As enterprises push deeper into their AI journeys, the industry is undergoing a critical pivot from training massive models to running them efficiently at scale. This AI inference stage is less about building the models themselves and focusing more on deploying them in production to serve billions of real-time decisions across the edge, data centers and the cloud.
Nvidia’s Harish Arora talks with theCUBE about how storage, not GPUs, is the backbone of AI inference.
While graphics processing units often take center stage, the true workhorse making AI inference possible is storage. From high-throughput pipelines to tiered architectures, storage infrastructure is what enables inference to deliver the speed, scale and reliability that modern enterprises demand, according to Harish Arora (pictured, front row, left), lead product manager at Nvidia Corp.
“Storage has a big role to play in this entire [retrieval-augmented generation] pipeline,” he said. “The vector database ingestion of all the embeddings and index creation is a very storage-centric operation. It requires high-performance storage, which is where high-performance file access and object access become important. On the point of AI factories, we are working with several high-performance object storage providers to expand the customer choice beyond just parallel file systems and NFS file systems to include high-performance objects as a great foundation for AI factories.”

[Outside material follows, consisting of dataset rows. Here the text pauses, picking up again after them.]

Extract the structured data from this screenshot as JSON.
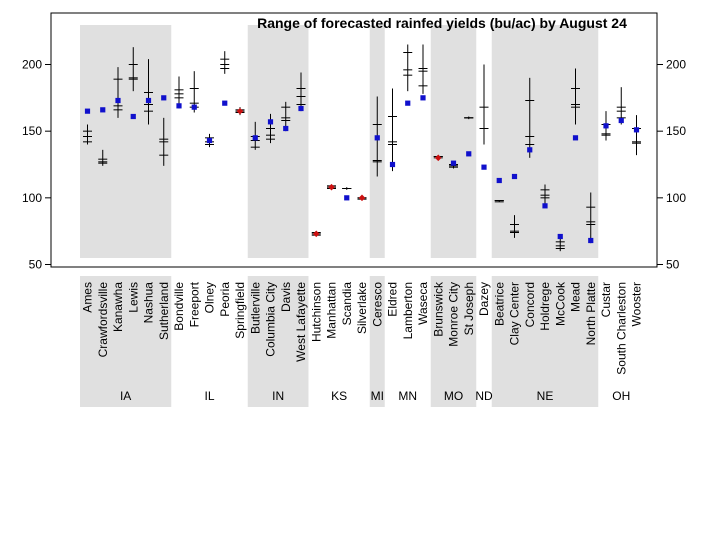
{
  "chart_data": {
    "type": "scatter",
    "title": "Range of forecasted rainfed yields (bu/ac) by August 24",
    "ylim": [
      45,
      235
    ],
    "yticks": [
      50,
      100,
      150,
      200
    ],
    "colors": {
      "current": "#1010cc",
      "alt": "#cc1010",
      "band": "#e0e0e0",
      "range": "#000000"
    },
    "sites": [
      {
        "name": "Ames",
        "state": "IA",
        "low": 140,
        "q1": 142,
        "median": 146,
        "q3": 150,
        "high": 155,
        "point": 165,
        "point_color": "#1010cc"
      },
      {
        "name": "Crawfordsville",
        "state": "IA",
        "low": 124,
        "q1": 126,
        "median": 127,
        "q3": 129,
        "high": 136,
        "point": 166,
        "point_color": "#1010cc"
      },
      {
        "name": "Kanawha",
        "state": "IA",
        "low": 160,
        "q1": 166,
        "median": 169,
        "q3": 189,
        "high": 198,
        "point": 173,
        "point_color": "#1010cc"
      },
      {
        "name": "Lewis",
        "state": "IA",
        "low": 180,
        "q1": 189,
        "median": 190,
        "q3": 200,
        "high": 213,
        "point": 161,
        "point_color": "#1010cc"
      },
      {
        "name": "Nashua",
        "state": "IA",
        "low": 155,
        "q1": 165,
        "median": 170,
        "q3": 179,
        "high": 204,
        "point": 173,
        "point_color": "#1010cc"
      },
      {
        "name": "Sutherland",
        "state": "IA",
        "low": 124,
        "q1": 132,
        "median": 142,
        "q3": 144,
        "high": 160,
        "point": 175,
        "point_color": "#1010cc"
      },
      {
        "name": "Bondville",
        "state": "IL",
        "low": 167,
        "q1": 175,
        "median": 178,
        "q3": 181,
        "high": 191,
        "point": 169,
        "point_color": "#1010cc"
      },
      {
        "name": "Freeport",
        "state": "IL",
        "low": 164,
        "q1": 168,
        "median": 171,
        "q3": 182,
        "high": 195,
        "point": 168,
        "point_color": "#1010cc"
      },
      {
        "name": "Olney",
        "state": "IL",
        "low": 138,
        "q1": 140,
        "median": 142,
        "q3": 145,
        "high": 148,
        "point": 143,
        "point_color": "#1010cc"
      },
      {
        "name": "Peoria",
        "state": "IL",
        "low": 193,
        "q1": 197,
        "median": 200,
        "q3": 204,
        "high": 210,
        "point": 171,
        "point_color": "#1010cc"
      },
      {
        "name": "Springfield",
        "state": "IL",
        "low": 162,
        "q1": 164,
        "median": 165,
        "q3": 166,
        "high": 168,
        "point": 165,
        "point_color": "#cc1010"
      },
      {
        "name": "Butlerville",
        "state": "IN",
        "low": 136,
        "q1": 138,
        "median": 143,
        "q3": 146,
        "high": 157,
        "point": 145,
        "point_color": "#1010cc"
      },
      {
        "name": "Columbia City",
        "state": "IN",
        "low": 141,
        "q1": 144,
        "median": 147,
        "q3": 152,
        "high": 163,
        "point": 157,
        "point_color": "#1010cc"
      },
      {
        "name": "Davis",
        "state": "IN",
        "low": 150,
        "q1": 158,
        "median": 160,
        "q3": 168,
        "high": 172,
        "point": 152,
        "point_color": "#1010cc"
      },
      {
        "name": "West Lafayette",
        "state": "IN",
        "low": 165,
        "q1": 170,
        "median": 176,
        "q3": 182,
        "high": 194,
        "point": 167,
        "point_color": "#1010cc"
      },
      {
        "name": "Hutchinson",
        "state": "KS",
        "low": 72,
        "q1": 72,
        "median": 73,
        "q3": 74,
        "high": 75,
        "point": 73,
        "point_color": "#cc1010"
      },
      {
        "name": "Manhattan",
        "state": "KS",
        "low": 106,
        "q1": 107,
        "median": 108,
        "q3": 109,
        "high": 110,
        "point": 108,
        "point_color": "#cc1010"
      },
      {
        "name": "Scandia",
        "state": "KS",
        "low": 106,
        "q1": 107,
        "median": 107,
        "q3": 107,
        "high": 108,
        "point": 100,
        "point_color": "#1010cc"
      },
      {
        "name": "Silverlake",
        "state": "KS",
        "low": 98,
        "q1": 99,
        "median": 100,
        "q3": 100,
        "high": 101,
        "point": 100,
        "point_color": "#cc1010"
      },
      {
        "name": "Ceresco",
        "state": "MI",
        "low": 116,
        "q1": 127,
        "median": 128,
        "q3": 155,
        "high": 176,
        "point": 145,
        "point_color": "#1010cc"
      },
      {
        "name": "Eldred",
        "state": "MN",
        "low": 120,
        "q1": 140,
        "median": 142,
        "q3": 161,
        "high": 182,
        "point": 125,
        "point_color": "#1010cc"
      },
      {
        "name": "Lamberton",
        "state": "MN",
        "low": 180,
        "q1": 192,
        "median": 196,
        "q3": 209,
        "high": 215,
        "point": 171,
        "point_color": "#1010cc"
      },
      {
        "name": "Waseca",
        "state": "MN",
        "low": 178,
        "q1": 184,
        "median": 195,
        "q3": 197,
        "high": 215,
        "point": 175,
        "point_color": "#1010cc"
      },
      {
        "name": "Brunswick",
        "state": "MO",
        "low": 129,
        "q1": 130,
        "median": 131,
        "q3": 131,
        "high": 132,
        "point": 130,
        "point_color": "#cc1010"
      },
      {
        "name": "Monroe City",
        "state": "MO",
        "low": 122,
        "q1": 123,
        "median": 124,
        "q3": 125,
        "high": 126,
        "point": 126,
        "point_color": "#1010cc"
      },
      {
        "name": "St Joseph",
        "state": "MO",
        "low": 159,
        "q1": 160,
        "median": 160,
        "q3": 160,
        "high": 161,
        "point": 133,
        "point_color": "#1010cc"
      },
      {
        "name": "Dazey",
        "state": "ND",
        "low": 140,
        "q1": 152,
        "median": 152,
        "q3": 168,
        "high": 200,
        "point": 123,
        "point_color": "#1010cc"
      },
      {
        "name": "Beatrice",
        "state": "NE",
        "low": 97,
        "q1": 97,
        "median": 98,
        "q3": 98,
        "high": 98,
        "point": 113,
        "point_color": "#1010cc"
      },
      {
        "name": "Clay Center",
        "state": "NE",
        "low": 70,
        "q1": 74,
        "median": 75,
        "q3": 80,
        "high": 87,
        "point": 116,
        "point_color": "#1010cc"
      },
      {
        "name": "Concord",
        "state": "NE",
        "low": 130,
        "q1": 140,
        "median": 146,
        "q3": 173,
        "high": 190,
        "point": 136,
        "point_color": "#1010cc"
      },
      {
        "name": "Holdrege",
        "state": "NE",
        "low": 93,
        "q1": 100,
        "median": 102,
        "q3": 106,
        "high": 110,
        "point": 94,
        "point_color": "#1010cc"
      },
      {
        "name": "McCook",
        "state": "NE",
        "low": 60,
        "q1": 62,
        "median": 64,
        "q3": 67,
        "high": 72,
        "point": 71,
        "point_color": "#1010cc"
      },
      {
        "name": "Mead",
        "state": "NE",
        "low": 155,
        "q1": 168,
        "median": 170,
        "q3": 182,
        "high": 197,
        "point": 145,
        "point_color": "#1010cc"
      },
      {
        "name": "North Platte",
        "state": "NE",
        "low": 66,
        "q1": 80,
        "median": 82,
        "q3": 93,
        "high": 104,
        "point": 68,
        "point_color": "#1010cc"
      },
      {
        "name": "Custar",
        "state": "OH",
        "low": 143,
        "q1": 147,
        "median": 148,
        "q3": 155,
        "high": 165,
        "point": 154,
        "point_color": "#1010cc"
      },
      {
        "name": "South Charleston",
        "state": "OH",
        "low": 155,
        "q1": 160,
        "median": 165,
        "q3": 168,
        "high": 183,
        "point": 158,
        "point_color": "#1010cc"
      },
      {
        "name": "Wooster",
        "state": "OH",
        "low": 132,
        "q1": 141,
        "median": 142,
        "q3": 152,
        "high": 162,
        "point": 151,
        "point_color": "#1010cc"
      }
    ],
    "states": [
      {
        "label": "IA",
        "first": 0,
        "last": 5,
        "shaded": true
      },
      {
        "label": "IL",
        "first": 6,
        "last": 10,
        "shaded": false
      },
      {
        "label": "IN",
        "first": 11,
        "last": 14,
        "shaded": true
      },
      {
        "label": "KS",
        "first": 15,
        "last": 18,
        "shaded": false
      },
      {
        "label": "MI",
        "first": 19,
        "last": 19,
        "shaded": true
      },
      {
        "label": "MN",
        "first": 20,
        "last": 22,
        "shaded": false
      },
      {
        "label": "MO",
        "first": 23,
        "last": 25,
        "shaded": true
      },
      {
        "label": "ND",
        "first": 26,
        "last": 26,
        "shaded": false
      },
      {
        "label": "NE",
        "first": 27,
        "last": 33,
        "shaded": true
      },
      {
        "label": "OH",
        "first": 34,
        "last": 36,
        "shaded": false
      }
    ]
  }
}
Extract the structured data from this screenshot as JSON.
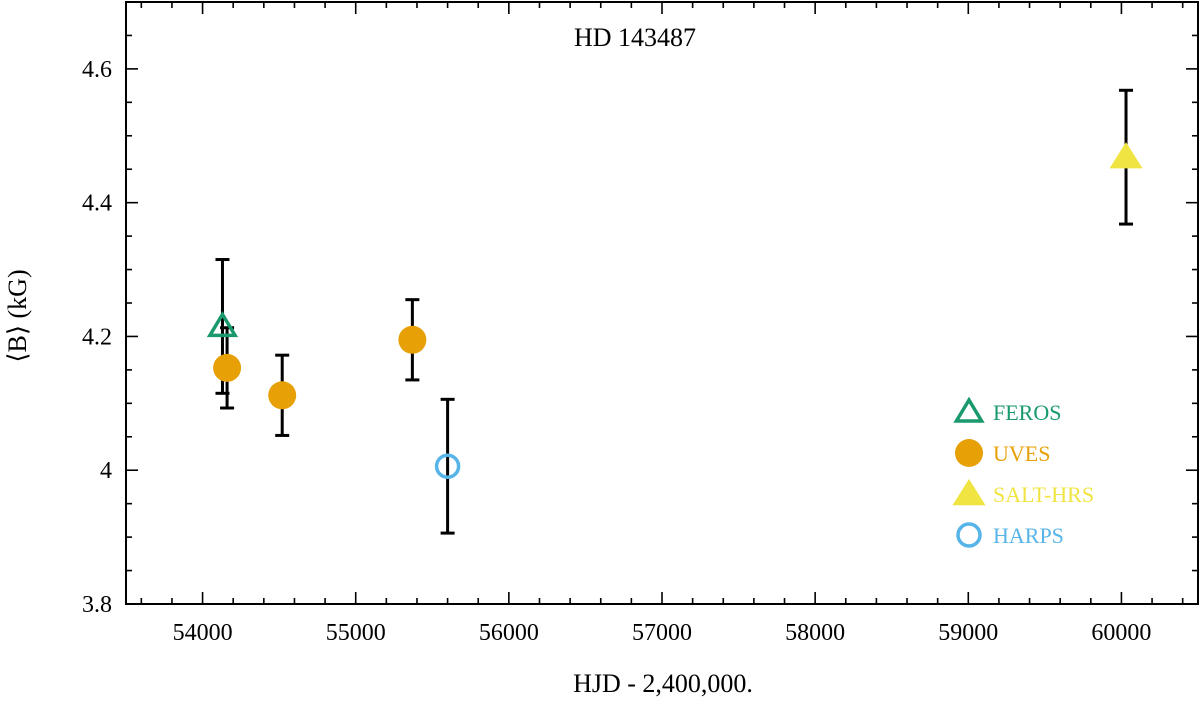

In an exclusive panel discussion, Arora was joined by Tien Lee (back row, left), product manager at Super Micro Computer Inc.; Peter Sjoberg (front row, right), vice president of worldwide solution architects at Cloudian Inc.; Tony Asaro (front row, middle), chief strategy and business development officer at Hammerspace Inc.; and Ace Stryker (back row, right), director of market development at Solidigm, a trademark of SK Hynix NAND Products Solutions Corp. (AKA Solidigm). They spoke with theCUBE’s Rob Strechay at the Supermicro Open Storage Summit, during an exclusive broadcast on theCUBE, SiliconANGLE Media’s livestreaming studio. They discussed how AI’s future will depend on the ability of storage platforms to keep pace with the scale, speed and intelligence required by the next generation of inference workloads. (* Disclosure below.)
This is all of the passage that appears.